Who knew what monsters lurked behind the others? If they were anything like
the wind-beast he had survived, he was in no hurry to meet them. A wall
blocked one end of the corridor. Set into the other end was an opening. Shadows
lay beyond. He was used to darkness. He thrived in it. He walked toward it.
Leaning against the walls for support, he stumbled past the doors, determined to
find a way out of this labyrinth of ghosts and monsters.

CHAPTER fourteen

SUNDAY, 5 : 55 P . M .

David sat on a treatment table in the Pinedale Community Health Clinic. Every time he shifted his weight, paper crinkled under him. He frowned at the newly plastered cast encasing his left arm. A nurse had given him pills for the pain, but it still felt like someone was twisting the point of a knife into his forearm. Dad ran his fingers over David's head, sweeping the hair off his face.

David wrinkled his nose at him. “It still hurts,” he said.

Dad brushed his fingers over David's cheek. “I'm sorry. Nothing like that ever happened to me, just falling like that.”

“I lost my concentration. That man . . .”

David had already told his father about the man he had seen in the woods. While Dad was checking him for more injuries and scooping him up to carry him to the car, Xander had run into the woods for a look. By the time Dad pushed through the dense vegetation surrounding the clearing, David in his arms, Toria holding on to his pants pocket, Xander had returned. He had not spotted anyone or seen any signs that someone had been there.

“But he was there! I saw him!” David had insisted. He had not wanted his father to think that the excitement of flying had caused him to be reckless. Plus, Dad should know that somebody had been there. Somebody had
seen
them.

Dad had given him a squeeze and said, “Let's not worry about him right now, Dae.”

That had made him feel better, but now that he knew he was going to be all right, the man's presence concerned him again.

“You're sure he saw you?” Dad whispered.

David nodded. “He was looking right at me. Just standing there.”

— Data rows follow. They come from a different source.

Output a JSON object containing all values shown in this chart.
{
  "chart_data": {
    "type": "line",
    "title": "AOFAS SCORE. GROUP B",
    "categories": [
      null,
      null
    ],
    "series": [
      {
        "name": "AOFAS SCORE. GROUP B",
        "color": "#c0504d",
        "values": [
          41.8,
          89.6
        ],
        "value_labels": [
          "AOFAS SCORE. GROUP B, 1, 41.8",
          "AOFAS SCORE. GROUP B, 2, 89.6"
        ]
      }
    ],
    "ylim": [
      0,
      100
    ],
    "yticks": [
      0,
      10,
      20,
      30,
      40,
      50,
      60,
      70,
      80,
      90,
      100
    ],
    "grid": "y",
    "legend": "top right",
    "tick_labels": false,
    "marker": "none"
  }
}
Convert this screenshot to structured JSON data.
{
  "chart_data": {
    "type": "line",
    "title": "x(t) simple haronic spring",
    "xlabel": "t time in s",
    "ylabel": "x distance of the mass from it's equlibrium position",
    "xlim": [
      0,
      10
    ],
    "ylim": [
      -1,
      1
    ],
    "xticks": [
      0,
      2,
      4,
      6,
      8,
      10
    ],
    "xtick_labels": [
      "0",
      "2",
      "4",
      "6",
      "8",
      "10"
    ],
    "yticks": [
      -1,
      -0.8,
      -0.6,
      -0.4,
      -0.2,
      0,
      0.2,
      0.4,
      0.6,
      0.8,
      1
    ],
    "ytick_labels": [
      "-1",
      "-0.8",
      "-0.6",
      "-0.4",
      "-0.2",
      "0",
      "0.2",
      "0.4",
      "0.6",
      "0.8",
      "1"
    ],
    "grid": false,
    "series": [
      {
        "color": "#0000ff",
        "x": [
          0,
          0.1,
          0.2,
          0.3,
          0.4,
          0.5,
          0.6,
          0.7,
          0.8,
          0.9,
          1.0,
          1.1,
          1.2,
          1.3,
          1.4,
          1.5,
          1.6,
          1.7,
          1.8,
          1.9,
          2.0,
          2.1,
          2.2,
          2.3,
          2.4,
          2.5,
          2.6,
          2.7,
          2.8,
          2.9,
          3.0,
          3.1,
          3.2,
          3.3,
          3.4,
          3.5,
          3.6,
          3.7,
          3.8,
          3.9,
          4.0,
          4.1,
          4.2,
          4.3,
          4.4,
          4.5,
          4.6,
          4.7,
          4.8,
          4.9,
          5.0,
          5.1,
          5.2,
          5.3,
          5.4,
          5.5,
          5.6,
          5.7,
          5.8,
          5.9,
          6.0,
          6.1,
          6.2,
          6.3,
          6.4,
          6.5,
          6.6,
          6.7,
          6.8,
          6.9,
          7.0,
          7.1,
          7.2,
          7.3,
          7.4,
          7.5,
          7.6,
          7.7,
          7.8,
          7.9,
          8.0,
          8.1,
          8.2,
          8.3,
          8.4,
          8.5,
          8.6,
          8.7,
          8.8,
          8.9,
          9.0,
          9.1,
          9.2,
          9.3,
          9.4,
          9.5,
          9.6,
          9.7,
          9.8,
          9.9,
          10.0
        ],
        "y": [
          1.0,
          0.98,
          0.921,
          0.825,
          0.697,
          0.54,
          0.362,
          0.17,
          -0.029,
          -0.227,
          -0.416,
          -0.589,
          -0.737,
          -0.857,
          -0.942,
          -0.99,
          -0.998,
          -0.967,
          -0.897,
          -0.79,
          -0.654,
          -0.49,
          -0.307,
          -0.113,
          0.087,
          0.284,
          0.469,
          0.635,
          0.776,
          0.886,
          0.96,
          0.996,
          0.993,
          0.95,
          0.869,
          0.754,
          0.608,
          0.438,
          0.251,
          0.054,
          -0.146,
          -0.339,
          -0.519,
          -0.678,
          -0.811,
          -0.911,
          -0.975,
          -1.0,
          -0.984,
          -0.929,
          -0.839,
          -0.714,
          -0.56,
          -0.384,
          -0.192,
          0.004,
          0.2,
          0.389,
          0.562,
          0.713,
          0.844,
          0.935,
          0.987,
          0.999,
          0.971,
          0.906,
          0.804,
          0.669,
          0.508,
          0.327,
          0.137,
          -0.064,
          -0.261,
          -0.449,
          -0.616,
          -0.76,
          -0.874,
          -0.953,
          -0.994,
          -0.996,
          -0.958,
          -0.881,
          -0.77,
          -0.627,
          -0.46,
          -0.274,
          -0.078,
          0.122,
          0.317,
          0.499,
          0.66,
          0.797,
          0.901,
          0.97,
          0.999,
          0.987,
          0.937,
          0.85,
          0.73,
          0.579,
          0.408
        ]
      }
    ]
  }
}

“You've never seen him before?

David thought about it. “I don't think so.”

“Long, dark hair? How old?”

“His face was in shadows, but I think he was old . . . older than you.”

“Wow, he must've been ancient.”

David smiled. “Sorry.”

Dad stroked David's head again. He said nothing.

David looked up at him. “What does it mean, someone seeing us like that? I mean . . . it can't be good, right?”

Dad frowned. “I don't know.” He leaned closer to whisper. “David, you're sure he wasn't the same man who . . . the one who took Mom?”

David shook his head. “No way. The guy who took Mom was bald and
big
. The guy in the woods was a lot skinnier. The one who . . . who . . .”

As soon as Dad had mentioned Mom, David felt his chest tighten. His eyes stung with unreleased tears. Getting hurt bad enough to go to the emergency room was just the kind of thing that brought out the best in his mother. She would be here comforting him, assuring him that everything would be all right. Dad had been there for him, saying the right things, coming to his rescue. But he wasn't Mom.

When he'd fallen, and all the way to the clinic, David had yelled and groaned. He had gritted his teeth and essentially handled the scariness of the fall, the pain of his arm, and his concern over having been seen. Now, with the thought of Mom thrown into the mix, it was more than he could bear. His father's face swam out of focus as tears filled David's eyes. He lowered his head, and fat drops fell onto the hospital gown covering his lap.

Dad pulled him close and hugged him. The paper under him crinkled again. It reminded him that he was in a strange place—not just the hospital, but Pinedale and the house itself. They were away from everything and everyone they knew, and bad things had happened. He wanted to go home, to his bedroom in Pasadena, to the familiar walls and smells and faces that would come to smile at him and wish him well.